We never have mice in our house in the summer. Apparently the detached garage and stone patio wall are good enough for them during warm weather. But once the temperature dips into the low 60s at night, a tiny “Vacancy” sign must light up and the mice start trying to “check in" to our house for the winter. About a week ago, we noticed a little pile of fresh debris under the threshold of the back door where mice had started tunneling their way in. Sure enough, there was a new hole there, about the size of a nickel. We always have steel wool around for just such situations (copper mesh is even better because it won’t rust), and we crammed the hole full. Mission accomplished. Ha! The next day there was a new nickel-size hole just to the left of the edge of the steel wool. So we dug all along the threshold and filled the whole space. Apparently the sensation of metal on teeth isn’t any more pleasant for mice than it is for people, because it works! Especially in the fall, you have to be diligent about filling all the little holes around the house, either with caulk or cement or steel wool. Mice are crazy tenacious…but with some work and diligence you have a better chance of keeping your home mouse-free. Reading How to Have a Mouse-Free House is a good start.
And if, despite your best efforts, mice have taken up residence, here's some good advice about trapping:
• Snap-type mousetraps,when well placed, can be an effective way to rid your house of mice. Snap traps may seem cruel, but compared with a slow death from a glue trap or poisoned bait, they’re a more humane way to exterminate mice. And because you toss the remains in the garbage, there are no dead mouse surprises to encounter later.• Common mistakes are poor placement of traps and using too few of them. Mice have poor vision and prefer to feel their way along walls. Place snap traps along walls in areas where you’ve seen the telltale brown pellets. For an average-size house, two dozen mousetraps would not be too many!• The best technique is to set two traps, parallel to the wall, with the triggers facing out. While mice can jump over one trap, they can’t jump two. Favorite baits of professional exterminators are chocolate syrup and peanut butter. Live traps are best used in pairs in the same manner as conventional mousetraps. Place them back-to-back with the open doors on each end.— Mary Flanagan, Associate EditorFor more advice on ridding your house of rodents and insects, check out these articles:- How to Keep Pests Out of Your House- How to Install a Dryer Vent That Keeps Out Pests- How to Trap Moles- Control Bugs
I had trouble with mice and used the snap traps. They worked great but I also put a few mothballs around and haven't had a problem since then. I put them behind cabinets and in the basement where kids and pets can't get to them.
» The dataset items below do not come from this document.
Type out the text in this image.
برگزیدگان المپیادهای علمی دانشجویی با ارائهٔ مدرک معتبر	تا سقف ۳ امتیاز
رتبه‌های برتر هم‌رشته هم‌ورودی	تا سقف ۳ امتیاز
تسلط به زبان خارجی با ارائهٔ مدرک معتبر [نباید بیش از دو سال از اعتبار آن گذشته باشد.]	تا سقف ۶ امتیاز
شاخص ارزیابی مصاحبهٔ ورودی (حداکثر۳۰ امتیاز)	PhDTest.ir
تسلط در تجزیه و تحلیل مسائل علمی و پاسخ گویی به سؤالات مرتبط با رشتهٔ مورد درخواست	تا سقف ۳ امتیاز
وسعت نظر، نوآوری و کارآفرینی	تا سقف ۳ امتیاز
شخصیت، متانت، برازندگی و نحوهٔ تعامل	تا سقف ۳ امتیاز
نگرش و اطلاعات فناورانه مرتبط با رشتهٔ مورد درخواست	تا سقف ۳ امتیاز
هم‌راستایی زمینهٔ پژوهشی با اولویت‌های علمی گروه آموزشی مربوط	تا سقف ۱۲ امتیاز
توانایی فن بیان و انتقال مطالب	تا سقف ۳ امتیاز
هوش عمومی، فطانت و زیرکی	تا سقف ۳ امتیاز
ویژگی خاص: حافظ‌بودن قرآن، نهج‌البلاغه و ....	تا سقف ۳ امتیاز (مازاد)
Mikes53, thanks for the important reminder about keeping traps away from kids and pets.
FYI: on the moth balls used as a rodent deterrent be careful as the key ingredient in moth balls is naphthalene. The EPA has classified naphthalene as a persistent, bioaccumulative and toxic (PBT) chemical. Naphthalene is an incredibly dangerous chemical its harmful if swallowed or inhaled, causes irritation to skin, eyes and respiratory tract, and may affect liver, kidney, blood and central nervous system and even cause death. Furthermore, MSDS's states that inhalation of dust or vapors can cause headache, nausea, vomiting, extensive sweating and disorientation. The predominant reaction is delayed intravascular hemolysis (the dissolution of red blood cells) with symptoms of anemia, fever, jaundice, and kidney or liver damage. Another key ingredient in some brands of moth balls is para dichlorobenzene (PDB). According to a chemical profile listing of PDB conducted by Cornell University, PDB is has an acute (high) toxicity, and people who were exposed to PDB to a prolonged length of time developed anorexia, nausea, vomiting, weight loss, as well as death.  The very fact that naphthalene is so effective on moths as well as repelling rodents and snakes demonstrates the mere fact that it is a deadly chemical. So think twice where you want to place it.